Millers, the term we use for all kinds of small moths, have been serious pests this summer in my neck of the woods. They've been breeding like rabbits in our minivan. Of course, the minivan is filled with a cornucopia of Miller staples. On the floors and in the cup holders are old sweets, baked goods, cheeseburgers, spilled juices and milks - just about anything you can feed children (or Millers) in a vehicle, if you are apt to do so. And we are.
One thing that amazes me about the Millers is their tolerance of heat. You'd think they'd die in the sheer intensity of the midday sun, but they scoff at it. They dance along the roof of the van and wait it out, breed it out at Club Minivan. I don't even keep the windows down for them - I deliberately neglect them, but they don't die.
Also, I've eaten three Millers this summer, to date. I just breathed in and choked on their immovable, furry dryness. One morning on the way to church I inhaled one and nearly started a barf-a-rama with the fam-in-the-van. I couldn't get the feel of the freaking thing out of my throat.

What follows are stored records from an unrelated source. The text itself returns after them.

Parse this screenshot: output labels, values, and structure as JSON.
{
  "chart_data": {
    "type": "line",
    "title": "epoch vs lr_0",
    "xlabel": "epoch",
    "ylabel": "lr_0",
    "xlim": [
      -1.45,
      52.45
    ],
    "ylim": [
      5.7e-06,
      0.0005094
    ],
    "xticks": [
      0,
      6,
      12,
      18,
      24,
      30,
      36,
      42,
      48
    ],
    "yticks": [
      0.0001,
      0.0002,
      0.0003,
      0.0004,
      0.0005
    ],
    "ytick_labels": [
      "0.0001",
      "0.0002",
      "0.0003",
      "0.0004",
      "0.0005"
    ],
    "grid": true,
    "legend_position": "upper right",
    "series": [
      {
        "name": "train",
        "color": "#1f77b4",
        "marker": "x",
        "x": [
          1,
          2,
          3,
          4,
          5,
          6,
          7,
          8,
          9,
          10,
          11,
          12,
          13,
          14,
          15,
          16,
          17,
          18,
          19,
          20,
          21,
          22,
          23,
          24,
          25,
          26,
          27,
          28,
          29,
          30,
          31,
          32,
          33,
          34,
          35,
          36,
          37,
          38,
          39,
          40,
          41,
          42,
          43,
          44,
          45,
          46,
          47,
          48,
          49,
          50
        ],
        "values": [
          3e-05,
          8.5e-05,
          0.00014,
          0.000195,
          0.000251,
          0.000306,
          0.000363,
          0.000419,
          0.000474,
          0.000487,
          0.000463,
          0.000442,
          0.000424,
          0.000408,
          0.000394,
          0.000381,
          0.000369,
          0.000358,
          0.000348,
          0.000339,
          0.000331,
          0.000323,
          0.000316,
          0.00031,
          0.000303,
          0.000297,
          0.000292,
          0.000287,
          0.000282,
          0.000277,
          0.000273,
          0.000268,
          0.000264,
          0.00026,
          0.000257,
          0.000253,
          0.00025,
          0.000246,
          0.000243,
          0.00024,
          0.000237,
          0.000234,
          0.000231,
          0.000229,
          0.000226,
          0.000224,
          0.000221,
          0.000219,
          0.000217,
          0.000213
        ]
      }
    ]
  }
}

There is one bothering me even now, drawn to the grace and genius of my writing. I can hardly pick it off my display because it's so small and I have no fingernails worth mentioning - not that I want fingernails worth mentioning, because I don't. I'm just saying. When I do get it off, it flies right back on to this mysterious, monolithic Miller-beacon. (I hear the Space-Odyssean drums and I wait for it to take up a small Miller exoskeleton and begin to bludgeon another, dumber Miller - but it doesn't happen. It may be it just needs more time.) Perhaps it just wants me to kill it. Perhaps it's pleading with me in its vigorous little Miller language-dance: Squash me! Eat me! Kill me! I feel obliged, but I just don't like killing things - not even Millers.